Nous pouvons maintenant être plus brefs en ce qui touche les autres listes des dix commandements que rapportent Upham et Klaproth : elles ont cependant pour nous cet intérêt, qu’elles nous font connaître des commandements d’une portée plus générale que celle des listes du Pâṭimôkkka. Il est évident que dans ces nouvelles listes dont je n’ai pas du reste les originaux à ma disposition, il ne s’agit plus exclusivement des Religieux, mais bien de tous les hommes en général, en tant que soumis à la loi morale promulguée par le Buddha Çâkyamuni. Voici la liste des Singhalais, telle que la donne Upham : 1o ne pas tuer, 2o ne pas voler, 3o ne pas commettre d’adultère, 4o ne pas mentir, 5o ne pas calomnier, 6o ne pas employer de termes grossiers, 7o ne pas dire de ces paroles qui ne sont faites que pour nuire, 8o ne pas désirer le bien d’autrui, 9o ne pas être envieux, 10o ne pas errer sur la vraie foi, ni croire qu’elle est fausse[1]. Cette liste est, à bien peu de chose près, celle que Fr. Buchanan a reproduite d’après le P. Sangermano, qui la tenait des Barmans. Suivant cet auteur, la morale consiste à observer les cinq commandements et à s’abstenir des dix péchés. Ces péchés sont nommés par les Barmans Duzzaraik, ce qui est une transcription populaire du terme pâli dutchtcharita, en sanscrit daçtcharita, « mauvaise action. » Les trois premiers péchés sont les contraires des trois premiers commandements, 1o ne pas tuer, 2o ne pas voler, 3o ne pas commettre d’adultère. Viennent ensuite : 4o le mensonge ; 5o la discorde, 6o l’injure, 7o les vains discours. Une troisième et dernière classe de péchés est formée de trois autres fautes : 8o le désir de s’approprier le bien d’autrui, 9o l’envie, 10o l’hérésie[2]. Klaproth, dans une Vie de Buddha, dont le principal défaut est d’être trop courte, a donné d’après les Chinois une énumération des commandements moraux qui est tout à fait semblable à celle des Singhalais et des Barmans ; l’accord de ces trois listes, malgré quelques différences purement verbales, prouve suffisamment leur authenticité commune.
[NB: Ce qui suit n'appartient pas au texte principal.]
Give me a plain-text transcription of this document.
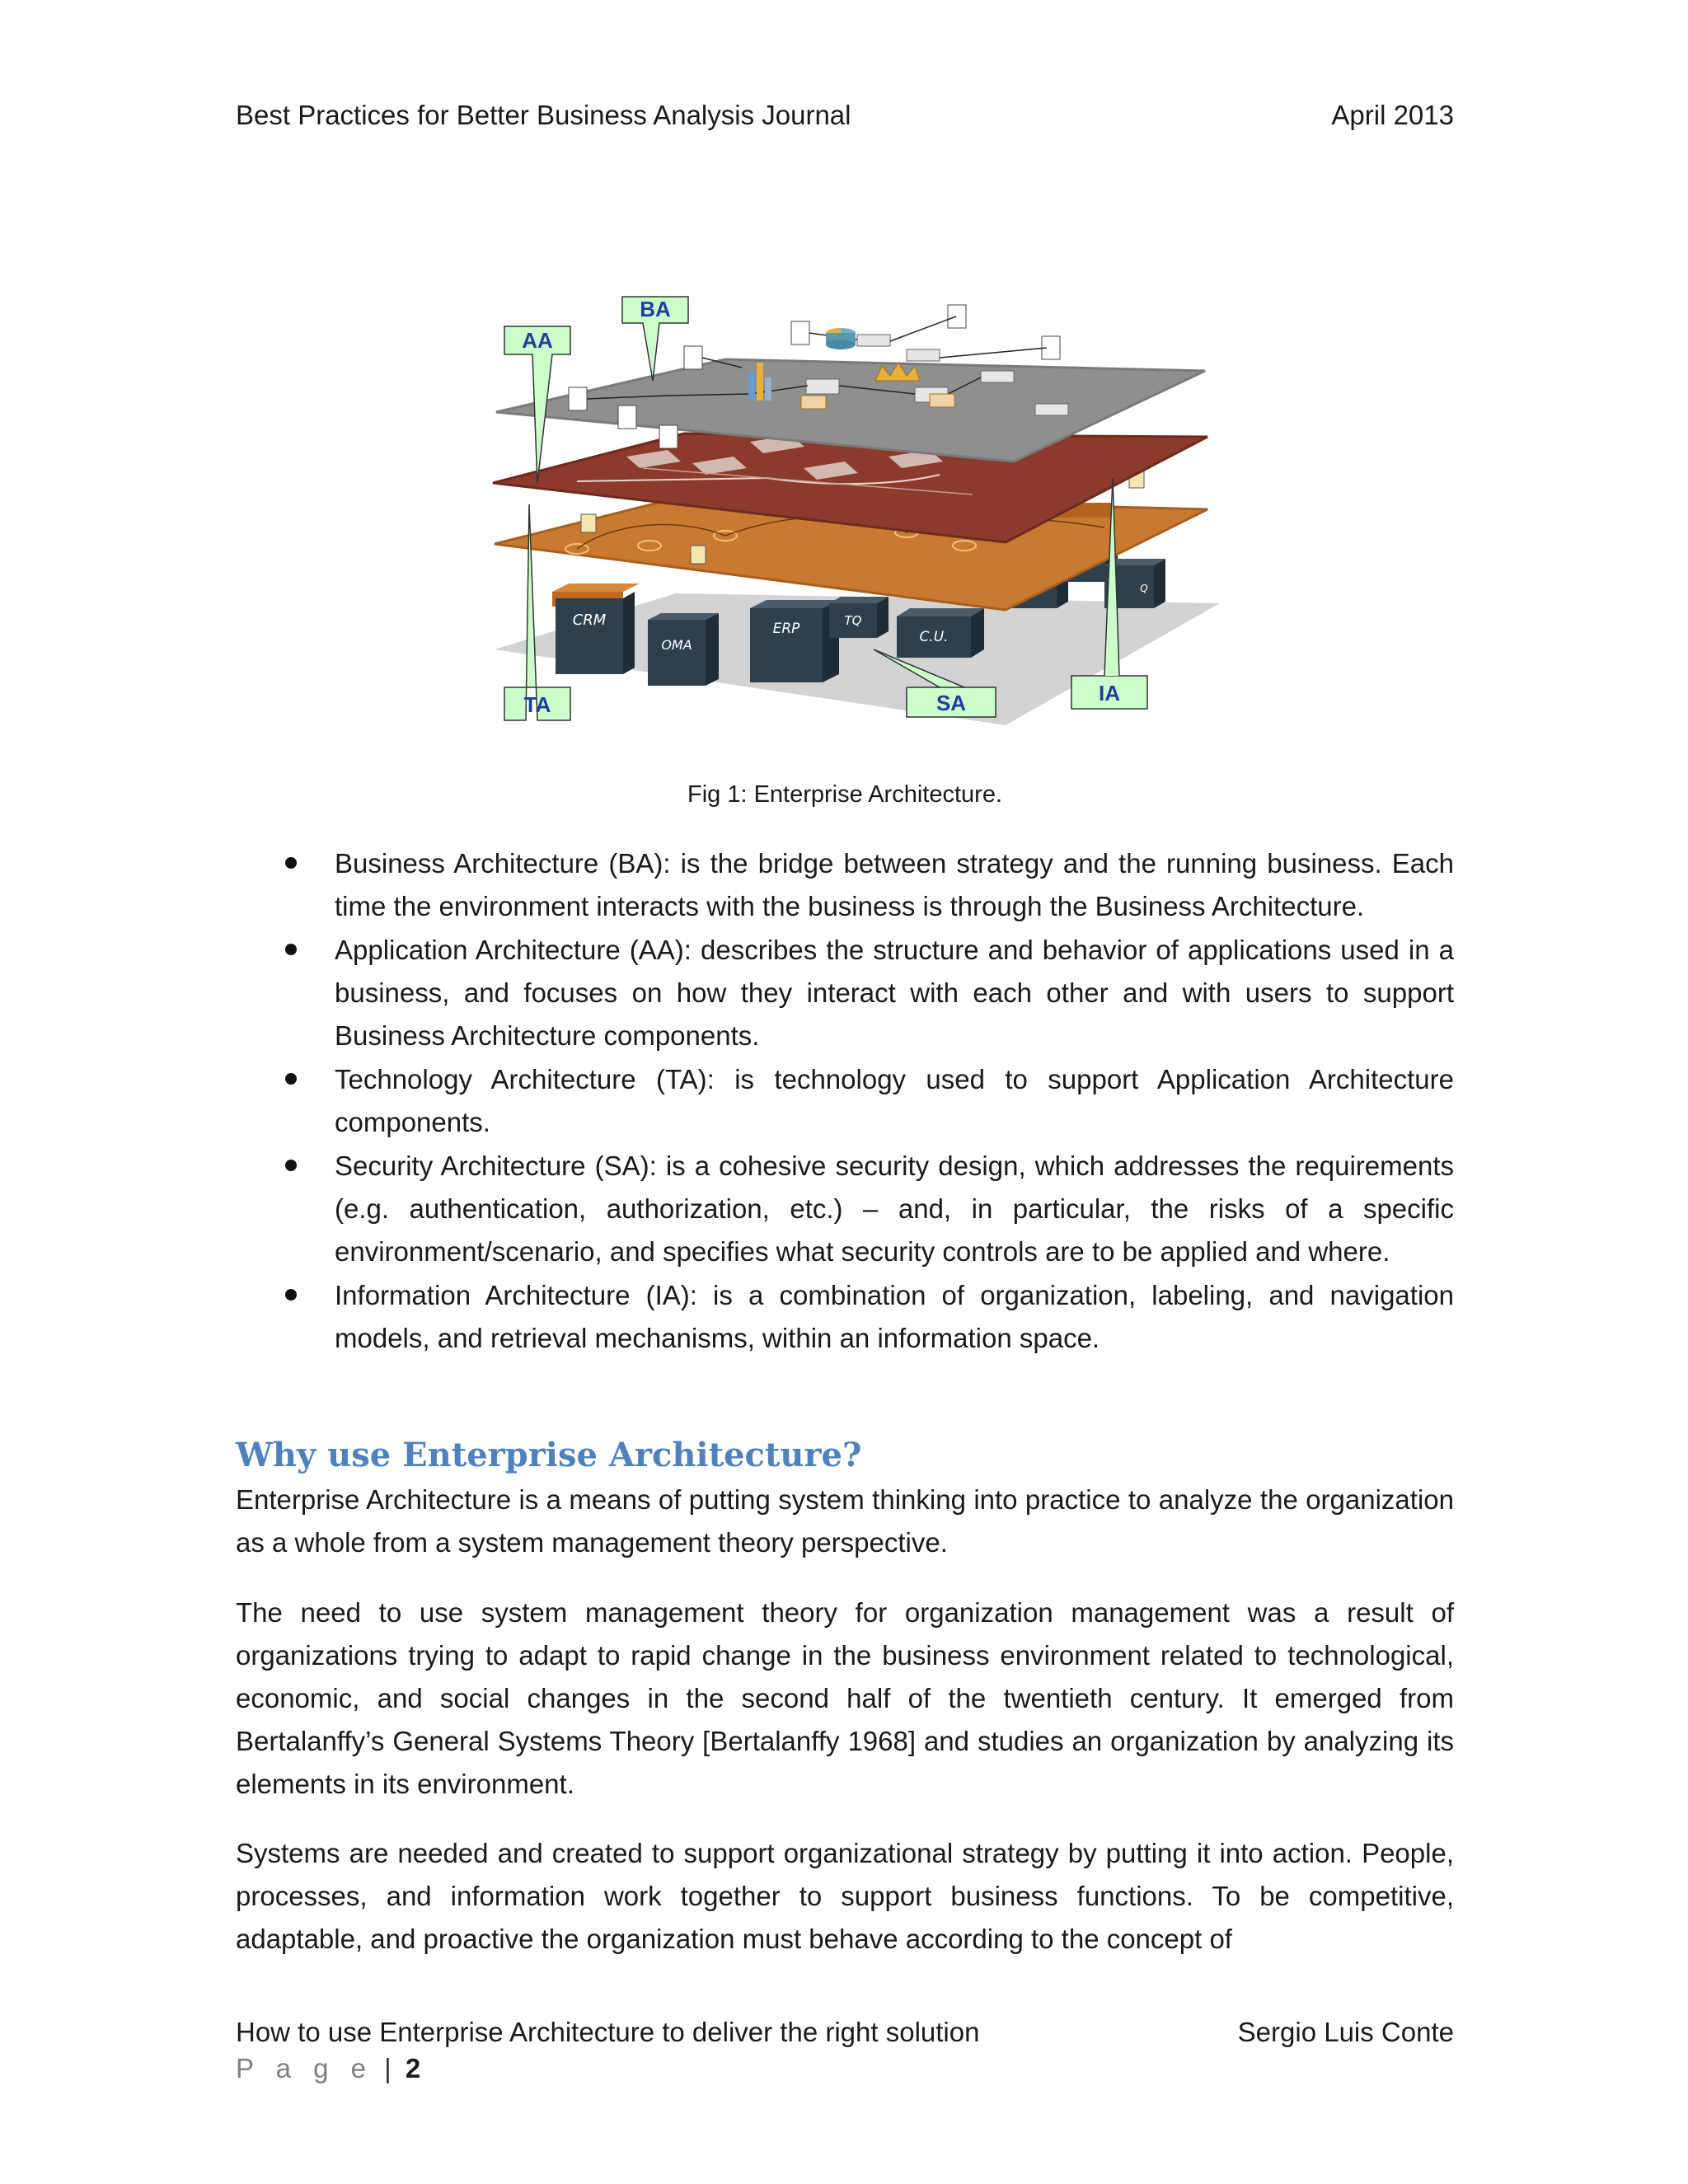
Best Practices for Better Business Analysis Journal	April 2013
CRM
OMA
ERP	TQ
C.U.
Q
BA
AA
TA	SA	IA
Fig 1: Enterprise Architecture.
Business Architecture (BA): is the bridge between strategy and the running business. Each time the environment interacts with the business is through the Business Architecture.
Application Architecture (AA): describes the structure and behavior of applications used in a business, and focuses on how they interact with each other and with users to support Business Architecture components.
Technology Architecture (TA): is technology used to support Application Architecture components.
Security Architecture (SA): is a cohesive security design, which addresses the requirements (e.g. authentication, authorization, etc.) – and, in particular, the risks of a specific environment/scenario, and specifies what security controls are to be applied and where.
Information Architecture (IA): is a combination of organization, labeling, and navigation models, and retrieval mechanisms, within an information space.
Why use Enterprise Architecture?

Enterprise Architecture is a means of putting system thinking into practice to analyze the organization as a whole from a system management theory perspective.

The need to use system management theory for organization management was a result of organizations trying to adapt to rapid change in the business environment related to technological, economic, and social changes in the second half of the twentieth century. It emerged from Bertalanffy’s General Systems Theory [Bertalanffy 1968] and studies an organization by analyzing its elements in its environment.

Systems are needed and created to support organizational strategy by putting it into action. People, processes, and information work together to support business functions. To be competitive, adaptable, and proactive the organization must behave according to the concept of

How to use Enterprise Architecture to deliver the right solution	Sergio Luis Conte
P a g e | 2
Voici l’énumération de Klaproth : 1o ne pas tuer, 2o ne pas voler, 3o être chaste, 4o ne pas porter de faux témoignages, 5o ne pas mentir, 6o ne pas jurer, 7o éviter toute parole impure, 8o être désintéressé, 9o ne pas se venger, 10o ne pas être superstitieux[3].

Il est facile de reconnaître que la liste de Klaproth rentre presque complètement dans celle d’Upham ; il faut seulement tenir compte de quelques différences légères dans les interprétations, lesquelles viennent sans aucun doute de la différence des sources auxquelles ont puisé les divers auteurs dont j’allègue ici le témoignage. Au reste, quelque importante que soit la place occupée dans la morale buddhique par les considérations relatives aux kléça ou au mal moral, ce n’est pas la liste de ces divers kléças qui tient le premier rang dans leur théorie, dont les débuts sont à la fois si humains et si purs. Ce sont les pâpas ou dôchas, au nombre de cinq, véritables péchés qui s’attachent à la personne morale de leur auteur, décident de sa destinée future, et le suivent à travers les voies de

  1. Upham, The Mahavansi, etc. t. III, p. 12.
  2. F. Buchanan, On the relig. and liter. of the Burmas, dans Asiat. Res. t. VI, p. 271, éd. in-8o.
  3. Vie de Buddha, dans Journ. asiat., t. IV, p. 77 ; Voyez encore Neumann, Catechism of the Shamans, p. 48 suiv. dans Translat. from the Chinese, 1831.